Лев посмотрел на мать, на ее уставшее, доброе лицо, озаренное отсветом плиты, и что-то сжалось у него внутри. Он снова почувствовал себя мальчишкой, для которого мамины пироги и папины рассказы были границами вселенной. Теперь границы его мира раздвинулись до Куйбышева, до чертежей «Ковчега», до тревожных сводок из Европы, но этот запах — варенья, хвои и свежей выпечки — оставался единственной и самой прочной связью.

В этот момент из комнаты вышла невеста. Анна — та самая медсестра из больницы им. Мечникова, что выходила Сашку прошлой зимой. История была простой, как и все гениальное. Сашка, вечный трудяга, слег с гриппом, перешедшим в воспаление легких. Лев, зная, чем это может кончиться в тридцатых, бросил все силы и связи, организуя круглосуточные дежурства. Сам заходил каждый день, проверял, ставил на место разболтавшихся санитаров. А эта тихая, круглолицая девушка с неожиданно твердым взглядом, дежурила у его постели все свои смены, поила бульоном, проверяла его и не отходила даже тогда, когда кризис миновал и Сашка пошел на поправку.

И вот она стояла в проеме двери в простом, но элегантном платье из кремовой ткани, которое Варя и Катя помогали ей перешивать из старого материнского. Леша стоял рядом, сияя, как медный грош. Он держал ее под руку, и в его позе читалась не только любовь, но и гордость.
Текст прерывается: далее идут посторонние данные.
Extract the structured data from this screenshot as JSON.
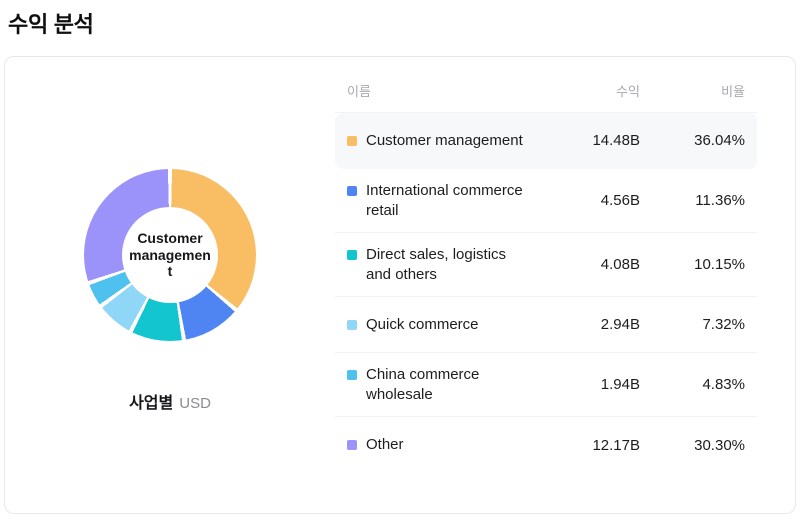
{
  "page": {
    "title": "수익 분석"
  },
  "chart": {
    "center_label": "Customer management",
    "caption_label": "사업별",
    "caption_unit": "USD"
  },
  "table": {
    "headers": {
      "name": "이름",
      "revenue": "수익",
      "ratio": "비율"
    }
  },
  "chart_data": {
    "type": "pie",
    "variant": "donut",
    "title": "수익 분석",
    "categories": [
      "Customer management",
      "International commerce retail",
      "Direct sales, logistics and others",
      "Quick commerce",
      "China commerce wholesale",
      "Other"
    ],
    "values": [
      36.04,
      11.36,
      10.15,
      7.32,
      4.83,
      30.3
    ],
    "revenue_labels": [
      "14.48B",
      "4.56B",
      "4.08B",
      "2.94B",
      "1.94B",
      "12.17B"
    ],
    "percent_labels": [
      "36.04%",
      "11.36%",
      "10.15%",
      "7.32%",
      "4.83%",
      "30.30%"
    ],
    "colors": [
      "#F9BD64",
      "#4E85F2",
      "#12C5CF",
      "#90D7F7",
      "#4FC1EF",
      "#9B93FA"
    ],
    "unit": "USD",
    "center_label": "Customer management",
    "selected_index": 0,
    "start_angle_deg": 0,
    "direction": "clockwise",
    "legend_position": "right-table"
  }
}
Он, вечный гуляка, нашел свою тихую гавань, свое счастье.

— Ну что, красавицы, готово? — спросила Варя, вытирая руки об фартук. — Можешь идти, зазывать гостей.

Вечером квартира наполнилась голосами, смехом, музыкой из патефона. Были все: и друзья Леши и Анны, и их неизменная компания. Миша с Дашей, уже заметно округлившейся, скромно сидели в уголке. Сам Миша, в новом, явно сшитом на заказ костюме, выглядел растерянным и счастливым одновременно.